Découvert au Botswana, cette pierre de 1.758 carats de la taille d'une balle de tennis, sera présentée la semaine prochaine place Vendôme. Une façon pour le groupe de luxe français de faire valoir son expertise dans la haute-joaillerie.

LVMH ne fait pas les choses à moitié. Après avoir acquis le joailler américain Tiffany, pour plus de 16 milliards de dollars, le groupe de Bernard Arnault, via sa marque Louis Vuitton, s'est permis une petite rallonge pour s'offrir Sewelô, un diamant brut de 1.758 carats. Découvert au Botswana, en avril 2019, cette énorme pierre noire est le deuxième plus gros diamant brut jamais découvert.

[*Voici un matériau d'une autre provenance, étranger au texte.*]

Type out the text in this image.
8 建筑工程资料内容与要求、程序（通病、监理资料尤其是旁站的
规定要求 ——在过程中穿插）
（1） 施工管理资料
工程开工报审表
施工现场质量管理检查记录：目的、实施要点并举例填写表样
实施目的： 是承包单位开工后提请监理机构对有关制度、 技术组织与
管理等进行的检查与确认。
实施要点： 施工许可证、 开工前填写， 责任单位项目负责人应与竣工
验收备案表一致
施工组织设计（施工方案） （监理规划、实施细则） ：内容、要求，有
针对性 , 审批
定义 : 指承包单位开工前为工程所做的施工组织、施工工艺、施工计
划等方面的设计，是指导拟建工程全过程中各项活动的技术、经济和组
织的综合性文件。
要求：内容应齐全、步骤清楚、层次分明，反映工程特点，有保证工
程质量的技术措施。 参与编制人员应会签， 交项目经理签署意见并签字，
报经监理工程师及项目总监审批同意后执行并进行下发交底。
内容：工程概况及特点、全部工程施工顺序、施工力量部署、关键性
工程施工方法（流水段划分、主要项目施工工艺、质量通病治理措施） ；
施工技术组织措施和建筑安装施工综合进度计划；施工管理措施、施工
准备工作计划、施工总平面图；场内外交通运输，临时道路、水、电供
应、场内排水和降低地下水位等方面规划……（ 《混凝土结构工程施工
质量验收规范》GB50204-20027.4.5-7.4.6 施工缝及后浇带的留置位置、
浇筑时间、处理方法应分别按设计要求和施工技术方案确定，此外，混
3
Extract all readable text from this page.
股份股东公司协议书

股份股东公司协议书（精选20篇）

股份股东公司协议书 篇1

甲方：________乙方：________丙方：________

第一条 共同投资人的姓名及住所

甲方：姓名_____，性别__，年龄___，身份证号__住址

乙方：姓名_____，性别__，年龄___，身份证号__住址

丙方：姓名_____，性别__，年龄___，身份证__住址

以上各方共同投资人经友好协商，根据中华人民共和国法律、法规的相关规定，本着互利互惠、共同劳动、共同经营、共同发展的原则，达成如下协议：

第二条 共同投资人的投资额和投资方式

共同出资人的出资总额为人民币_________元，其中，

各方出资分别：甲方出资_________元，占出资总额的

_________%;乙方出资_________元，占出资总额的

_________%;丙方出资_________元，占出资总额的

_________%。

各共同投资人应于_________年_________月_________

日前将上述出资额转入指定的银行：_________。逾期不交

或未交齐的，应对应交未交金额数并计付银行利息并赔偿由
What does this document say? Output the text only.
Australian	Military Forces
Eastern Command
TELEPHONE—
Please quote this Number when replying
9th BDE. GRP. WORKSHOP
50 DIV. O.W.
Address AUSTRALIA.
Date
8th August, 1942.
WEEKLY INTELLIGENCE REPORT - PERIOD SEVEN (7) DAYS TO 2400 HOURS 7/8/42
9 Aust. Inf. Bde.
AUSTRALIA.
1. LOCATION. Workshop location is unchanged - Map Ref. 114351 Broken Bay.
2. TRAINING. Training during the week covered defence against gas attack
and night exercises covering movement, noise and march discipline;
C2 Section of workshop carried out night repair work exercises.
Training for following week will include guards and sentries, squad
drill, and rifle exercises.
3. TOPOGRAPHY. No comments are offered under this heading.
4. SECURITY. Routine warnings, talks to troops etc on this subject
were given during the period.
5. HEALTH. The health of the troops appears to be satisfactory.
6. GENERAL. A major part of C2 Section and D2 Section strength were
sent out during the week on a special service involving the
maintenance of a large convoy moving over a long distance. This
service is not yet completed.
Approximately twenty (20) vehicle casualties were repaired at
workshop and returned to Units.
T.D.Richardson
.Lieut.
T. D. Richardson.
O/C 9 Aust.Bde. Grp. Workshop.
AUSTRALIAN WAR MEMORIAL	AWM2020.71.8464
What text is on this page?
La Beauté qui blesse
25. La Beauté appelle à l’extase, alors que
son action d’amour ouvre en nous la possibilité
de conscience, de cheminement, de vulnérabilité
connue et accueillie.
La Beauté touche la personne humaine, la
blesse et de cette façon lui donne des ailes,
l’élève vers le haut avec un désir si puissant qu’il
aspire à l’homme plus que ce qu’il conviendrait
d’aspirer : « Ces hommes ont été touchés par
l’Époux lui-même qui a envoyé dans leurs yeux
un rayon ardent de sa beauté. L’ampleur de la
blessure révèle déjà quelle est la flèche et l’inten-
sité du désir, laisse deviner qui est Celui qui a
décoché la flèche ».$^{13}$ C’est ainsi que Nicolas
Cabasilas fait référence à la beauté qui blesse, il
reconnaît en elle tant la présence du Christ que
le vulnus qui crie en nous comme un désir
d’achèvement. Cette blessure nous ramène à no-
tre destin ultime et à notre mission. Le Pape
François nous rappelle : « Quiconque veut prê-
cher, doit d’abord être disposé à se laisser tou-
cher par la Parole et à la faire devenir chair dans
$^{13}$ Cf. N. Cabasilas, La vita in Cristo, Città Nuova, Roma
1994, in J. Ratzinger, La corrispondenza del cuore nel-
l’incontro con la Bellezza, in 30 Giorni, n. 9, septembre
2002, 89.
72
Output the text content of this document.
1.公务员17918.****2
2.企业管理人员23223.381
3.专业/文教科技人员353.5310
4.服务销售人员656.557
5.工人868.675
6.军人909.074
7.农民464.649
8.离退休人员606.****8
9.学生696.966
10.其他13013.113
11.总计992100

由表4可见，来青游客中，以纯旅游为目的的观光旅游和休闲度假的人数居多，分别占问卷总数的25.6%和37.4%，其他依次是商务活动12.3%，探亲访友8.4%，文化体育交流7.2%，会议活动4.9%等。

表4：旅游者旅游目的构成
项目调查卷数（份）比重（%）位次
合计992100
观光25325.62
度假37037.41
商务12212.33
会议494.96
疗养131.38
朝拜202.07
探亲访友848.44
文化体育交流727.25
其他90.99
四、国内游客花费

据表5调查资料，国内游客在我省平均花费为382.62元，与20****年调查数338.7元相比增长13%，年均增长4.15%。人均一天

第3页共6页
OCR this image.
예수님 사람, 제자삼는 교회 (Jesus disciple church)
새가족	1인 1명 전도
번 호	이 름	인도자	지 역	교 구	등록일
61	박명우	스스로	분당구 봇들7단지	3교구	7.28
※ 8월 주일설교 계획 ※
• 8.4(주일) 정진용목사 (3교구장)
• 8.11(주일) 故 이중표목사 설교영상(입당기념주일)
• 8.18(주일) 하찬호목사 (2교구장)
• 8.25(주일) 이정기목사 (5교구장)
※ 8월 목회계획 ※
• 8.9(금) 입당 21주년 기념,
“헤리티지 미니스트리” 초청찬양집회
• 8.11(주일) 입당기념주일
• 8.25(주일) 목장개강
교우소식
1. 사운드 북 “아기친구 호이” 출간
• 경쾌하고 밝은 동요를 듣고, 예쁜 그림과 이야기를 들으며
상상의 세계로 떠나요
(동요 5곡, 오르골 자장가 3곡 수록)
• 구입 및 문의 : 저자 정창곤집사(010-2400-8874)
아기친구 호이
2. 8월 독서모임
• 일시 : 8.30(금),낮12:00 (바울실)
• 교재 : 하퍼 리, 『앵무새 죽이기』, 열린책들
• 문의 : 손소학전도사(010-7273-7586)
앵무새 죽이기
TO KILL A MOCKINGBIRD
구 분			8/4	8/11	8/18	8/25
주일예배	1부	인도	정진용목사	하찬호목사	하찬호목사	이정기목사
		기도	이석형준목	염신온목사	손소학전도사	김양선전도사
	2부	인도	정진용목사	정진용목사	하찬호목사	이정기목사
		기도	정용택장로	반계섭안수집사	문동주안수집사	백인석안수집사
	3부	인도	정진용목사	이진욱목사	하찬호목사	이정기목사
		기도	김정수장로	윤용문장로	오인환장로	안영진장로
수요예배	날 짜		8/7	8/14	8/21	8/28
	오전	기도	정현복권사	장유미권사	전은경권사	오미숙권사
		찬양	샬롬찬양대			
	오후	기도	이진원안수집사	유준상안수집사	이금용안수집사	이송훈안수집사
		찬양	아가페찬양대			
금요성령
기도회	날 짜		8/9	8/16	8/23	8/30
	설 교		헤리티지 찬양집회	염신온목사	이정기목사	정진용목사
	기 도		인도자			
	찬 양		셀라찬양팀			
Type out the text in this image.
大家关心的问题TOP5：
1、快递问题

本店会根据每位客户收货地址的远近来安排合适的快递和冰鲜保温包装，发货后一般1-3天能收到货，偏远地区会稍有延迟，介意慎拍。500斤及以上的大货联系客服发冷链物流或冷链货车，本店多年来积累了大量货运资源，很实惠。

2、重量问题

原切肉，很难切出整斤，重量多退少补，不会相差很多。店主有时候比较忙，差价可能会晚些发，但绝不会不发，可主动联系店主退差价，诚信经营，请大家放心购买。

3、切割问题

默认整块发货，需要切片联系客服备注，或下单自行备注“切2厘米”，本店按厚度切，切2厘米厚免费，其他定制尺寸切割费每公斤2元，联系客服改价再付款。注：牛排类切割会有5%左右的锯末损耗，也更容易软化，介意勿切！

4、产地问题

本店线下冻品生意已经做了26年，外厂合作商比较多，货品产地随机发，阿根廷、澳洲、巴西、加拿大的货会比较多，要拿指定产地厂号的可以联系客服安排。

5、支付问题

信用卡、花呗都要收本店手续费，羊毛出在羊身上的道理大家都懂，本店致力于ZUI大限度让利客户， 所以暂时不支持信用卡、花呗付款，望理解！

Sa valeur est probablement inestimable, le prix de cet achat est d'ailleurs un secret bien gardé. Plus prosaïquement, l'affaire s'est probablement conclue en dizaines de millions de dollars: en 2017, un diamant brut de 1.109 carats s'était vendu pour 45 millions d'euros, après un an de négociations.

L'acquisition de Sewelô est un marqueur important pour Louis Vuitton, qui semble désormais prêt à se lancer à l'assaut de la haute-joaillerie. "Un énorme potentiel" explique au Financial Times, Michael Burke, PDG de la marque. Pour une bague de fiançailles, on pense davantage à Cartier ou Boucheron, désormais il faudra compter sur le fabricant de maroquinerie, dont la diversification (vêtements, montres…) a porté ses fruits ses dernières années.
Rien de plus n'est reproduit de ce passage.